ECLI:NL:RBDHA:2018:5272
Rechtbank Den Haag
- Eerste aanleg - enkelvoudig
- M. van Loenhoud
- Rechtspraak.nl
Afwijzing verzoek tot verlenging van de ondertoezichtstelling van minderjarigen in het kader van de jeugdbescherming
Op 16 april 2018 heeft de kinderrechter van de Rechtbank Den Haag uitspraak gedaan in een zaak betreffende de verlenging van de ondertoezichtstelling van drie minderjarigen, die onder toezicht waren gesteld op 11 mei 2017. Het verzoek tot verlenging werd ingediend door de Stichting Jeugdbescherming West Zuid-Holland, de gecertificeerde instelling. De minderjarigen, [minderjarige 1], [minderjarige 2] en [minderjarige 3], verblijven feitelijk bij hun moeder, die het ouderlijk gezag heeft.
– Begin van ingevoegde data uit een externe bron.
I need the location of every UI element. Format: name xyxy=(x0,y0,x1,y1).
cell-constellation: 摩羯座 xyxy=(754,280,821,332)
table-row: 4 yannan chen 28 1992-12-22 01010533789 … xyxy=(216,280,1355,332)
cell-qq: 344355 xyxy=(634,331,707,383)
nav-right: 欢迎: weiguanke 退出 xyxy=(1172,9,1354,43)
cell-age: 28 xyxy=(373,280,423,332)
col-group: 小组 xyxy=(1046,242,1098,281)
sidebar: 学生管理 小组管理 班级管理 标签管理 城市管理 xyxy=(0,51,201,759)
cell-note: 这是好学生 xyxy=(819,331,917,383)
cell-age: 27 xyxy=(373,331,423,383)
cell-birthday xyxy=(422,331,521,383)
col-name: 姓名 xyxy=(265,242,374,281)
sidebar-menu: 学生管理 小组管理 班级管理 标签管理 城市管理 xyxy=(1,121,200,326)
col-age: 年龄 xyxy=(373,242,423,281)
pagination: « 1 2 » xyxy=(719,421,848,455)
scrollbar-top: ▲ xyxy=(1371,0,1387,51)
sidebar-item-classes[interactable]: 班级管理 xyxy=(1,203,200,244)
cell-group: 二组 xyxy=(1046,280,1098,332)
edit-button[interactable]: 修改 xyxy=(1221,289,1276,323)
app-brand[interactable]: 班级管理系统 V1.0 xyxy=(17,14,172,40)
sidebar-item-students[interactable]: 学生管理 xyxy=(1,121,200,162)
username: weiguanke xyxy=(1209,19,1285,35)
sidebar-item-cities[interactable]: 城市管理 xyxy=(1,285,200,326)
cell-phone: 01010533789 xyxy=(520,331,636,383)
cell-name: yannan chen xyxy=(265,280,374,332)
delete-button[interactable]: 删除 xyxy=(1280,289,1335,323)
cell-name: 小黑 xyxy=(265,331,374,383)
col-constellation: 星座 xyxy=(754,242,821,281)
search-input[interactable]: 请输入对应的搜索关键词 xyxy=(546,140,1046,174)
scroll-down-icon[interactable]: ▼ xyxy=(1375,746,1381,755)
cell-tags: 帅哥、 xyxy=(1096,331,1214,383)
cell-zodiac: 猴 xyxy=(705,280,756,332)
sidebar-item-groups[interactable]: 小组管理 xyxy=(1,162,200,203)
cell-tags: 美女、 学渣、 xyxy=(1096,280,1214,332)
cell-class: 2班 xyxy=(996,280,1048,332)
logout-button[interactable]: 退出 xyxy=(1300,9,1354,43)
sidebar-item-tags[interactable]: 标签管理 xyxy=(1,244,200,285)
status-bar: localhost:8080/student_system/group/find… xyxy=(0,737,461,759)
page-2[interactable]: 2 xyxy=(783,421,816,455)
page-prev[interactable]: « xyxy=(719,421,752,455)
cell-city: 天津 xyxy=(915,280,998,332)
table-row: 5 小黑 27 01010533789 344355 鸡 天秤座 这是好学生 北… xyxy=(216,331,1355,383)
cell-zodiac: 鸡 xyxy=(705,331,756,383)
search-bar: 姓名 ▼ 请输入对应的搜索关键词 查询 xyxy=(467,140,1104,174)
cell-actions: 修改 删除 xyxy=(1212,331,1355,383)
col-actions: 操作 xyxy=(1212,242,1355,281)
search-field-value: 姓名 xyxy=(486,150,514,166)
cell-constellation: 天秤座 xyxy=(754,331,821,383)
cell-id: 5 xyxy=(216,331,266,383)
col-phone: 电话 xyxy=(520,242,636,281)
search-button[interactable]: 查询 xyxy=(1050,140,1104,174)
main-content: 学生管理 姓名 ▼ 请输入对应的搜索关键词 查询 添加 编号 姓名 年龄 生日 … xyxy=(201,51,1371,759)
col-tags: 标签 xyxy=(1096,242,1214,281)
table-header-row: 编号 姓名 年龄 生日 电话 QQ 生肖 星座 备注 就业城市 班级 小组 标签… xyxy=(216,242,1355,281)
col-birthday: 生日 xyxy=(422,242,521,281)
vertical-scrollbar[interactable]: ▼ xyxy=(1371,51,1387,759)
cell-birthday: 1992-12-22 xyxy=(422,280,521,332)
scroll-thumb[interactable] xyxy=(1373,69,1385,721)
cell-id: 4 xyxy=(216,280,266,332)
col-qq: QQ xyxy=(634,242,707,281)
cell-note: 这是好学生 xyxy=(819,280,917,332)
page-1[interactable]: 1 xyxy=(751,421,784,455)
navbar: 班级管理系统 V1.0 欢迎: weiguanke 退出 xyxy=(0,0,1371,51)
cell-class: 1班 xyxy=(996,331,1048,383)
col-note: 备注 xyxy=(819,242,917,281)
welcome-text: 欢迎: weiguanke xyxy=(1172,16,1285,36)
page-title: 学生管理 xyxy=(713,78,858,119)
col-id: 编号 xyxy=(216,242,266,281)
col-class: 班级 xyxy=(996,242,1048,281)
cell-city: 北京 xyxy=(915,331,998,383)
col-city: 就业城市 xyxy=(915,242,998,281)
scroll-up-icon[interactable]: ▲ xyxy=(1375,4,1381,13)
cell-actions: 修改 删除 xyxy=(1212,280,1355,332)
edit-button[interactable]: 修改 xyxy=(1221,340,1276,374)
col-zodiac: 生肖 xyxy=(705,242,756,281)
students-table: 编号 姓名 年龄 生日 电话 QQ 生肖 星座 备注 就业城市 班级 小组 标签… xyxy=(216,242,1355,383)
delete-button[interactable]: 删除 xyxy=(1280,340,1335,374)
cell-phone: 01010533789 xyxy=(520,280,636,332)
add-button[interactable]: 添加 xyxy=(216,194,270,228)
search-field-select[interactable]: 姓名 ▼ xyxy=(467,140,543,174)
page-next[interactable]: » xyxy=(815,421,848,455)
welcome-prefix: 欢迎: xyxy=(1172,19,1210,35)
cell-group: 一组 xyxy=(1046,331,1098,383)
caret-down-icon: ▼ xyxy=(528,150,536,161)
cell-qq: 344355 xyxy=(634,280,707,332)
De vader, die de minderjarigen heeft erkend, heeft geen gezag en werd als informant aangemerkt in deze procedure. De kinderrechter heeft de zaak met gesloten deuren behandeld, waarbij de minderjarigen en beide ouders aanwezig waren, bijgestaan door hun advocaten.
De kinderrechter heeft vastgesteld dat er een ernstig verstoorde communicatie tussen de ouders bestaat, en dat de moeder angstig is voor de vader vanwege een verleden van huiselijk geweld. De minderjarigen hebben aangegeven voorlopig geen contact met de vader te willen hebben. De kinderrechter oordeelde dat de gronden voor ondertoezichtstelling, zoals genoemd in artikel 1:255 van het Burgerlijk Wetboek, niet aanwezig zijn. De minderjarigen ontwikkelen zich goed en er is rust in het gezin. De kinderrechter heeft daarom het verzoek tot verlenging van de ondertoezichtstelling afgewezen, met de mogelijkheid dat de moeder contactherstel kan faciliteren als de minderjarigen dat in de toekomst wensen.
De beschikking is gegeven door mr. M. van Loenhoud, kinderrechter, en is openbaar uitgesproken. Hoger beroep kan worden ingesteld door de verzoeker en belanghebbenden binnen drie maanden na de uitspraak.